Former Alameda Prosecutor Testifes that DA's Office Excluded Black & Jewish Jurors as a Standard Practice
/- Originally published in The Recorder on March 23, 2005 Copyright 2005 ALM Properties, Inc.
SAN JOSE - With his credibility on the line, a former prosecutor at the center of a death penalty probe began his testimony Tuesday smiling, confident and looking dapper. But by mid-afternoon, John "Jack" Quatman - who said he colluded with now-deceased Alameda County Judge Stanley Golde to keep Jews off a capital punishment case - was forced to admit he broke the law.
Nearly two years after his stunning declaration, Quatman - who spent 25 years in the Alameda County district attorney's office - is finally filling in the blanks. He took the stand Tuesday in an evidentiary hearing ordered by the California Supreme Court in the appeal of death row inmate Fred Freeman, convicted of robbery and murder in 1987.
In his declaration, Quatman, now a defense attorney in Whitefish, Mont., said Golde told him he "could not have a Jew" on Freeman's jury and recalled that the DA's office had a "standard practice" of excluding Jews and black women from juries in death cases because it was thought that they would not vote for death.
The district attorney's office has vehemently denied those assertions.
During cross-exam Tuesday, Quatman conceded that he was upset with the district attorney's office about being transferred off the DA's "death team" in 1993, adding weight to Chief Assistant Attorney General George Williamson's argument that Quatman has made his allegations because he has a grudge. He also acknowledged that it's "common knowledge that [District Attorney] Tom Orloff and I, from way back when we were deputies, weren't friends."
Whether Quatman is to be believed will be up to Santa Clara County Superior Court Judge Kevin Murphy, appointed by the state Supreme Court to conduct the evidential hearing. Murphy must answer two questions: Did Golde really advise Quatman to boot Jews off the jury, and did Quatman actually follow through?
Quatman said he used peremptory challenges against three possible Freeman jurors with Jewish-sounding last names. Williamson got Quatman to acknowledge he didn't particularly like the candidates anyway because of their views on the death penalty.
He also got Quatman to admit fault for booting the potential jurors.
"You knew you were in violation of the law, is that a fair statement?"
"It's a fair statement," Quatman said.
"You wanted to win?" Williamson asked.
"That's correct," he said.
Quatman described his relationship with Golde, who died in 1998, as both personal and professional. He said he invited Golde to his wedding in 1980.
"Judge Golde's courtroom was like no other courtroom I'd been in," Quatman said. "His chambers were like a bazaar."
"There were always people in there. Some of them were drinking coffee, some were reading the newspaper," he said. "There were times I sat on the windowsill to have a spot."

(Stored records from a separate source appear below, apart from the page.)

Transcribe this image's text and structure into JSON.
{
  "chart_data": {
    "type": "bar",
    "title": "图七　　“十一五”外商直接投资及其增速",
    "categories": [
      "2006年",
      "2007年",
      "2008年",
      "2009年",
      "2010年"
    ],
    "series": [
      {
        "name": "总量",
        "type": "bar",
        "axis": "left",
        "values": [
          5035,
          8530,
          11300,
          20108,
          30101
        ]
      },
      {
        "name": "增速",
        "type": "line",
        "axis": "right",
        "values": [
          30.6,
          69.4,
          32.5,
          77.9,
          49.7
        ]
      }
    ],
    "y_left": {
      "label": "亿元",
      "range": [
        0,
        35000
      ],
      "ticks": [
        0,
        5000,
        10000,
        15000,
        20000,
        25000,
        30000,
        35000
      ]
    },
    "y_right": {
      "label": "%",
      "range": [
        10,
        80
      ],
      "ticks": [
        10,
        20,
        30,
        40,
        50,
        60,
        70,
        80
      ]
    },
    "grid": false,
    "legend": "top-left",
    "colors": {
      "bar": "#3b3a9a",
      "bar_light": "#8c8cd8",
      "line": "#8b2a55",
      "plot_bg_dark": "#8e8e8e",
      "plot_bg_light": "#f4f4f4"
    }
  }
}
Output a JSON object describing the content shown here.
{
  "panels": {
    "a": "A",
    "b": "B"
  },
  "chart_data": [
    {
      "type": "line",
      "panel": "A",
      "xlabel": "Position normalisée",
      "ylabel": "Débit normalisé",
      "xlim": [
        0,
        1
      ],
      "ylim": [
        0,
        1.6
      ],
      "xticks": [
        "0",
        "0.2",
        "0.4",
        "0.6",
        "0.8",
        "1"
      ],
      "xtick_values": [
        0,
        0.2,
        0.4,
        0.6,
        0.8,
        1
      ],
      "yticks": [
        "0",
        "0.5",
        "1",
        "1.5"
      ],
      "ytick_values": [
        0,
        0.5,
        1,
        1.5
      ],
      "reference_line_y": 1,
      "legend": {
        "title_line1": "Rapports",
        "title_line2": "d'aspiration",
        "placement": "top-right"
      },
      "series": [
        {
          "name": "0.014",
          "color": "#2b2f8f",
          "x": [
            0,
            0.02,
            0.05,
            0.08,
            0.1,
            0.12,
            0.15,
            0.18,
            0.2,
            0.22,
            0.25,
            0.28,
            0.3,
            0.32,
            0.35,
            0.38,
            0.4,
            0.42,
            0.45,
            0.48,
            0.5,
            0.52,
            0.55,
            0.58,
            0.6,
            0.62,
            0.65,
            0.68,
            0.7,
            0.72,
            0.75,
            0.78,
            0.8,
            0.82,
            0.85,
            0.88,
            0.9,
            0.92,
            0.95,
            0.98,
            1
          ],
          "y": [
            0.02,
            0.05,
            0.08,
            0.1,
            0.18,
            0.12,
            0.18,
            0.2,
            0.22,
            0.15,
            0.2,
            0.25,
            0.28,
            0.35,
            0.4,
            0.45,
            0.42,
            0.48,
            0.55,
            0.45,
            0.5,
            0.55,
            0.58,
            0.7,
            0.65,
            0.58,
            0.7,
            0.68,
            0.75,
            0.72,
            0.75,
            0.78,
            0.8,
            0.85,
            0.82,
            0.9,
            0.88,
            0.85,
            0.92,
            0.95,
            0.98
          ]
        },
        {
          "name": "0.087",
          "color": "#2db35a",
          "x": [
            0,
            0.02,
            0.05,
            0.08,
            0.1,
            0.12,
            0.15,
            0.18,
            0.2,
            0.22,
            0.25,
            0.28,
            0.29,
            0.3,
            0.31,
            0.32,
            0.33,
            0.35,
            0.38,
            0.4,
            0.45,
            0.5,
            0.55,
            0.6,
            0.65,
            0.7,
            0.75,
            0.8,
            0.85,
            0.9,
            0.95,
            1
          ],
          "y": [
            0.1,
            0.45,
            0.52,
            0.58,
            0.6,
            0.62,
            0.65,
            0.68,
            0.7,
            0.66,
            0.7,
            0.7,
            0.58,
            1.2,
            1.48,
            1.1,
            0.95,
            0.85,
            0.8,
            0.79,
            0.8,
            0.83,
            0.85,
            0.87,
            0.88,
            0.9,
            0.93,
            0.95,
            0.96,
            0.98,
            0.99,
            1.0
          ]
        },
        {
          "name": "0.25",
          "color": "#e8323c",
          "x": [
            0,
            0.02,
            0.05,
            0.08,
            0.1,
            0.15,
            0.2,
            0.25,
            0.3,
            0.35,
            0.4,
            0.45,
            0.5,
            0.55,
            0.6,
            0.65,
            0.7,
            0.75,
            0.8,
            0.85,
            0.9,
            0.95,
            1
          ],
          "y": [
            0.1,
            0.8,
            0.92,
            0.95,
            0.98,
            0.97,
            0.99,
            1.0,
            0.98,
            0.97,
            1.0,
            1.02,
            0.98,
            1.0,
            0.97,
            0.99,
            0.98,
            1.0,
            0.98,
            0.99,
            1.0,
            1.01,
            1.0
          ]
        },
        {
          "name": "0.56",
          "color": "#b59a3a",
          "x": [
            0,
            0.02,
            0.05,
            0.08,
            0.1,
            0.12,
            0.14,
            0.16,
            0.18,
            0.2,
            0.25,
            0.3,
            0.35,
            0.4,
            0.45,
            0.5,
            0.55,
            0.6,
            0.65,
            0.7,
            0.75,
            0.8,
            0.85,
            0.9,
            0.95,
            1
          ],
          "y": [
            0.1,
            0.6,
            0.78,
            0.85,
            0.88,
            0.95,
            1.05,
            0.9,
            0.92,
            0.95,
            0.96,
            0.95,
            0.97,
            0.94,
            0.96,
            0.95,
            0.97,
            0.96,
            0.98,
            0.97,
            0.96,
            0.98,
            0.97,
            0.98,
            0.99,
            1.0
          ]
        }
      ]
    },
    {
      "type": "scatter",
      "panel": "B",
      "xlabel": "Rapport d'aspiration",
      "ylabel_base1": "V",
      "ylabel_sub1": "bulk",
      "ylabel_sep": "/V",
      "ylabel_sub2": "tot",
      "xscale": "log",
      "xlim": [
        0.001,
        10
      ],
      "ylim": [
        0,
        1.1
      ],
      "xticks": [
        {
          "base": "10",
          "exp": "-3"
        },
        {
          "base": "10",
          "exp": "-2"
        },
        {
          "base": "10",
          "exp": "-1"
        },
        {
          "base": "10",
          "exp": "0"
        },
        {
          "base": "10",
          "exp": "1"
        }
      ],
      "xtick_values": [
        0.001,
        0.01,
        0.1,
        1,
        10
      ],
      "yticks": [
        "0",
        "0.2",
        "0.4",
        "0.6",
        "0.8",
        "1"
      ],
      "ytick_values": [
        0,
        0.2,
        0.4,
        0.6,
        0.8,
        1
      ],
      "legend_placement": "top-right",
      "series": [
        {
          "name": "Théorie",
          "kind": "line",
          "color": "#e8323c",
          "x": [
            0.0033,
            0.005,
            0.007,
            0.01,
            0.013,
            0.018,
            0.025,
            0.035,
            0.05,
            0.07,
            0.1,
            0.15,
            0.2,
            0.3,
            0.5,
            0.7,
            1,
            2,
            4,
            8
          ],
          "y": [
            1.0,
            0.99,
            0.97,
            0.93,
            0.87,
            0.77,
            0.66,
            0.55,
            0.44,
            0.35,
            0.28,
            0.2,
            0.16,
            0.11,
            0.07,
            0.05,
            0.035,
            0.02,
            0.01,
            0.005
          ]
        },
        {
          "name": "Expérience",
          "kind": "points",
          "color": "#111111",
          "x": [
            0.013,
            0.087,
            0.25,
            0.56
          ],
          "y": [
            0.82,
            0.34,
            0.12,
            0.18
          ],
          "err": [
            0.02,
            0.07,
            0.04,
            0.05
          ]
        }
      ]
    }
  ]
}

Quatman said that Golde - who while personally against the death penalty possibly sent more people to die than any other judge in the state's history - was seen as a mentor to young attorneys.
"[He] had a 25- to 30-cup coffee pot going all the time," Quatman said, measuring the height - about a foot and a half - with his hands. "It was one of those big pots. ... It wasn't a coffee pot, it was a big urn."
Wearing a charcoal suit with blue stripes, the diminutive Quatman smiled often and shook hands with colleagues during a mid-morning court break following his direct testimony, led by Habeas Corpus Resource Center attorney Gary Sowards.
Under Williamson's cross-examination, however, Quatman grew somewhat unsteady.
Quatman testified he was not happy at being transferred to another division after being disciplined for using a "vulgarity" against another assistant DA, and that he may have told other people he was upset about being reassigned.
Murphy kept a tight hold on the proceedings, forbidding both sides from introducing testimony beyond the scope of the high court's directives.
But he did allow the testimony of Stephen Thaman, a former public defender who represented Christopher Teddy Day, convicted in a capital punishment case in Golde's courtroom immediately preceding the Freeman case. Thaman testified Golde gave attorneys in the Day case five extra peremptory challenges as "freebies."
Quatman said he received "freebies" in the Freeman case, too, but declined to use them. It was then that he was called into Golde's chambers, he said, and admonished for not utilizing them.
"'Quatman, what are you doing?'" he recalled the judge saying before telling him a Jew would never send someone to the gas chamber.
The case is In re Fred Freeman, S122590. The evidentiary hearing is scheduled to continue today.